Sanchez projects to become a free agent in 2021 at the age of 29, an optimal age for a free agent starter. With Scott Boras at the helm of negotiations, it is hard to imagine Sanchez settling for anything less than a $25 million average annual value, considering the recent contracts of Boras’ top pitcher clients:
Max Scherzer – 7 year/$210 mil (aav of $30 mil/year)
Stephen Strasburg – 7 year/$175 mil (aav of $25 mil/year)
A realistic expectation for an Aaron Sanchez contract extension (after arbitration) should be closer to Stephen Strasburg’s figures rather than Max Scherzer due to Sanchez’s limited track record and model of consistency.

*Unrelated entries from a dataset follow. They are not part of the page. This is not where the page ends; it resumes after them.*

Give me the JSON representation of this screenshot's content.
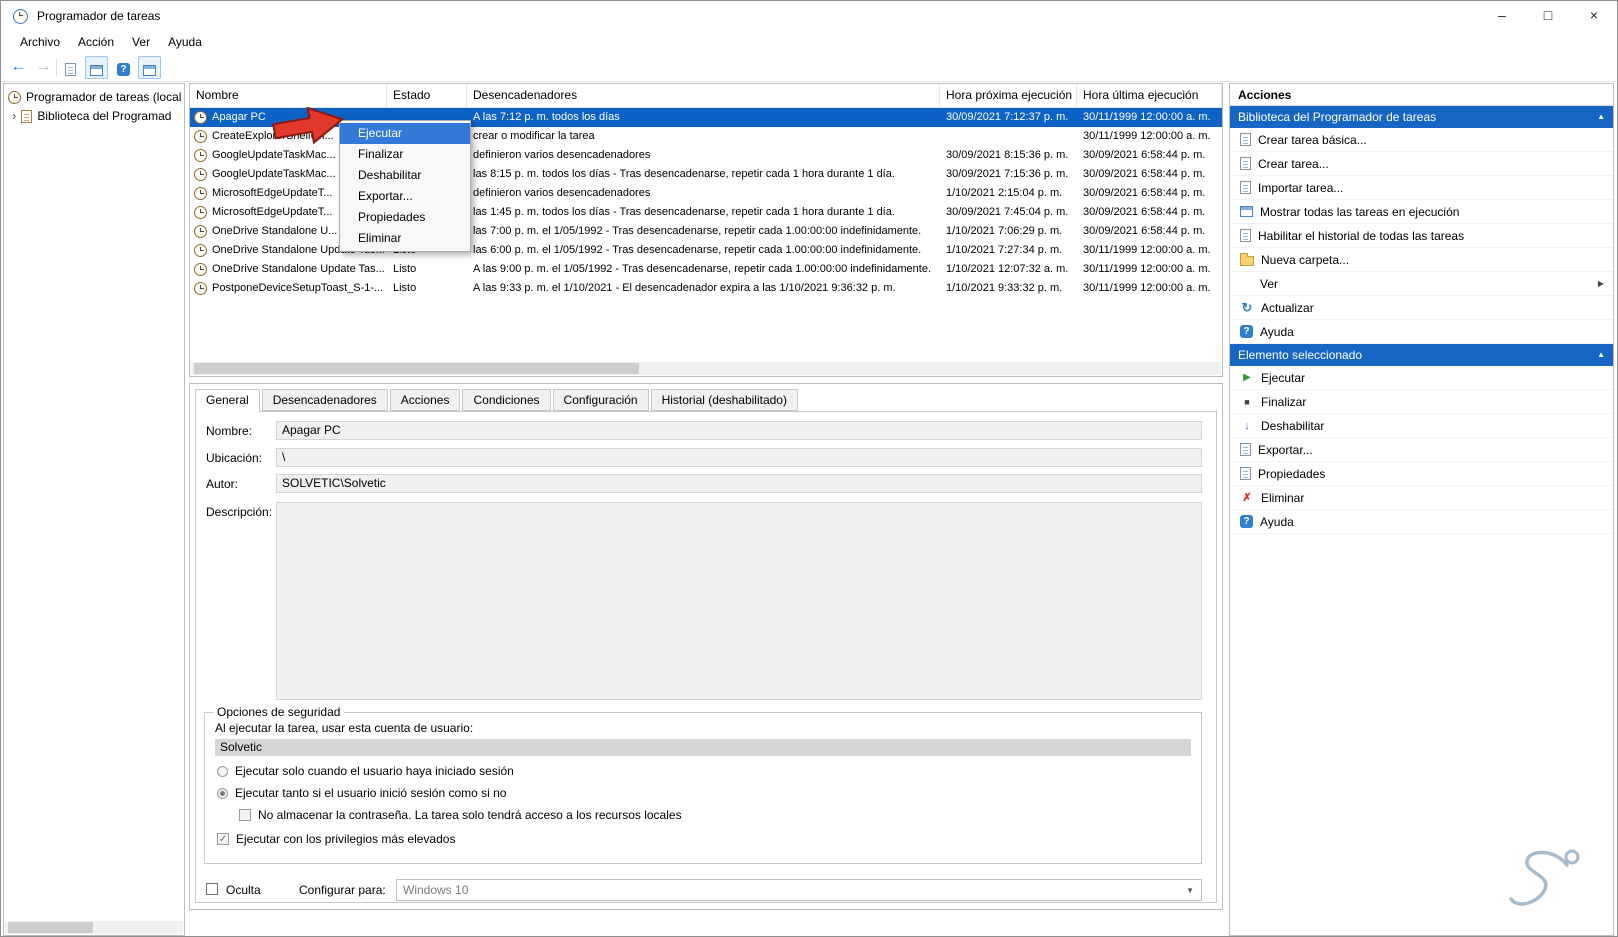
{
  "window": {
    "title": "Programador de tareas"
  },
  "colors": {
    "selection_blue": "#0d63c5",
    "section_header_blue": "#1866c4",
    "menu_highlight_blue": "#3579d8",
    "annotation_red": "#e2392b"
  },
  "icons": {
    "minimize": "–",
    "maximize": "□",
    "close": "×",
    "back": "←",
    "forward": "→",
    "chevron_up": "▲",
    "chevron_right": "▶",
    "tree_expander": "›",
    "dropdown": "▼",
    "check": "✓",
    "run": "▶",
    "end": "■",
    "disable": "↓",
    "delete": "✗",
    "refresh": "↻",
    "help": "?"
  },
  "menubar": {
    "items": [
      "Archivo",
      "Acción",
      "Ver",
      "Ayuda"
    ]
  },
  "tree": {
    "root": "Programador de tareas (local",
    "child": "Biblioteca del Programad"
  },
  "task_table": {
    "columns": [
      "Nombre",
      "Estado",
      "Desencadenadores",
      "Hora próxima ejecución",
      "Hora última ejecución"
    ],
    "rows": [
      {
        "name": "Apagar PC",
        "estado": "",
        "triggers": "A las 7:12 p. m. todos los días",
        "next": "30/09/2021 7:12:37 p. m.",
        "last": "30/11/1999 12:00:00 a. m.",
        "selected": true
      },
      {
        "name": "CreateExplorerShellUn...",
        "estado": "",
        "triggers": "crear o modificar la tarea",
        "next": "",
        "last": "30/11/1999 12:00:00 a. m."
      },
      {
        "name": "GoogleUpdateTaskMac...",
        "estado": "",
        "triggers": "definieron varios desencadenadores",
        "next": "30/09/2021 8:15:36 p. m.",
        "last": "30/09/2021 6:58:44 p. m."
      },
      {
        "name": "GoogleUpdateTaskMac...",
        "estado": "",
        "triggers": "las 8:15 p. m. todos los días - Tras desencadenarse, repetir cada 1 hora durante 1 día.",
        "next": "30/09/2021 7:15:36 p. m.",
        "last": "30/09/2021 6:58:44 p. m."
      },
      {
        "name": "MicrosoftEdgeUpdateT...",
        "estado": "",
        "triggers": "definieron varios desencadenadores",
        "next": "1/10/2021 2:15:04 p. m.",
        "last": "30/09/2021 6:58:44 p. m."
      },
      {
        "name": "MicrosoftEdgeUpdateT...",
        "estado": "",
        "triggers": "las 1:45 p. m. todos los días - Tras desencadenarse, repetir cada 1 hora durante 1 día.",
        "next": "30/09/2021 7:45:04 p. m.",
        "last": "30/09/2021 6:58:44 p. m."
      },
      {
        "name": "OneDrive Standalone U...",
        "estado": "",
        "triggers": "las 7:00 p. m. el 1/05/1992 - Tras desencadenarse, repetir cada 1.00:00:00 indefinidamente.",
        "next": "1/10/2021 7:06:29 p. m.",
        "last": "30/09/2021 6:58:44 p. m."
      },
      {
        "name": "OneDrive Standalone Update Tas...",
        "estado": "Listo",
        "triggers": "las 6:00 p. m. el 1/05/1992 - Tras desencadenarse, repetir cada 1.00:00:00 indefinidamente.",
        "next": "1/10/2021 7:27:34 p. m.",
        "last": "30/11/1999 12:00:00 a. m."
      },
      {
        "name": "OneDrive Standalone Update Tas...",
        "estado": "Listo",
        "triggers": "A las 9:00 p. m. el 1/05/1992 - Tras desencadenarse, repetir cada 1.00:00:00 indefinidamente.",
        "next": "1/10/2021 12:07:32 a. m.",
        "last": "30/11/1999 12:00:00 a. m."
      },
      {
        "name": "PostponeDeviceSetupToast_S-1-...",
        "estado": "Listo",
        "triggers": "A las 9:33 p. m. el 1/10/2021 - El desencadenador expira a las 1/10/2021 9:36:32 p. m.",
        "next": "1/10/2021 9:33:32 p. m.",
        "last": "30/11/1999 12:00:00 a. m."
      }
    ]
  },
  "context_menu": {
    "items": [
      {
        "label": "Ejecutar",
        "highlighted": true
      },
      {
        "label": "Finalizar"
      },
      {
        "label": "Deshabilitar"
      },
      {
        "label": "Exportar..."
      },
      {
        "label": "Propiedades"
      },
      {
        "label": "Eliminar"
      }
    ]
  },
  "details": {
    "tabs": [
      {
        "label": "General",
        "active": true
      },
      {
        "label": "Desencadenadores"
      },
      {
        "label": "Acciones"
      },
      {
        "label": "Condiciones"
      },
      {
        "label": "Configuración"
      },
      {
        "label": "Historial (deshabilitado)"
      }
    ],
    "general": {
      "name_label": "Nombre:",
      "name_value": "Apagar PC",
      "location_label": "Ubicación:",
      "location_value": "\\",
      "author_label": "Autor:",
      "author_value": "SOLVETIC\\Solvetic",
      "description_label": "Descripción:",
      "description_value": ""
    },
    "security": {
      "title": "Opciones de seguridad",
      "account_line": "Al ejecutar la tarea, usar esta cuenta de usuario:",
      "account_value": "Solvetic",
      "radio_logged_on": "Ejecutar solo cuando el usuario haya iniciado sesión",
      "radio_any": "Ejecutar tanto si el usuario inició sesión como si no",
      "check_no_password": "No almacenar la contraseña. La tarea solo tendrá acceso a los recursos locales",
      "check_highest": "Ejecutar con los privilegios más elevados"
    },
    "footer": {
      "hidden_label": "Oculta",
      "configure_label": "Configurar para:",
      "configure_value": "Windows 10"
    }
  },
  "actions_panel": {
    "title": "Acciones",
    "sections": [
      {
        "header": "Biblioteca del Programador de tareas",
        "items": [
          {
            "icon": "create-basic-task-icon",
            "label": "Crear tarea básica..."
          },
          {
            "icon": "create-task-icon",
            "label": "Crear tarea..."
          },
          {
            "icon": "import-task-icon",
            "label": "Importar tarea..."
          },
          {
            "icon": "show-running-tasks-icon",
            "label": "Mostrar todas las tareas en ejecución"
          },
          {
            "icon": "enable-history-icon",
            "label": "Habilitar el historial de todas las tareas"
          },
          {
            "icon": "new-folder-icon",
            "label": "Nueva carpeta..."
          },
          {
            "icon": "",
            "label": "Ver",
            "submenu": true
          },
          {
            "icon": "refresh-icon",
            "label": "Actualizar"
          },
          {
            "icon": "help-icon",
            "label": "Ayuda"
          }
        ]
      },
      {
        "header": "Elemento seleccionado",
        "items": [
          {
            "icon": "run-icon",
            "label": "Ejecutar"
          },
          {
            "icon": "end-icon",
            "label": "Finalizar"
          },
          {
            "icon": "disable-icon",
            "label": "Deshabilitar"
          },
          {
            "icon": "export-icon",
            "label": "Exportar..."
          },
          {
            "icon": "properties-icon",
            "label": "Propiedades"
          },
          {
            "icon": "delete-icon",
            "label": "Eliminar"
          },
          {
            "icon": "help-icon",
            "label": "Ayuda"
          }
        ]
      }
    ]
  }
}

However, the 2015 MLB offseason suggests that the new Blue Jays regime will not extend that type of offer to Aaron Sanchez, as they opted to sign Marco Estrada and J.A. Happ in favor of a bona fide ace in David Price (although that decision has so far proven to work in favor of the Jays). This year’s offseason further solidifies the belief that the Blue Jays will try and maintain their rational, business approach to free agency, as they kept emotions out of a potential Edwin Encarnacion extension.
Verdict: Unless the Blue Jays suddenly decide to abandon a long-standing free agent policy or believe that Aaron Sanchez is a unique, franchise player that will have success through his mid-30s, it is hard to envision the beloved right-hander in a Blue Jays uniform past 2021.
Scott Boras will continue to make a public show about negative negotiations with the Blue Jays, and the front office will trade Sanchez in 2019 to boost a rebuild that will start when Josh Donaldson leaves town to cap off a franchise changing year, reminiscent of Mark Shapiro’s Cleveland Indians rebuild.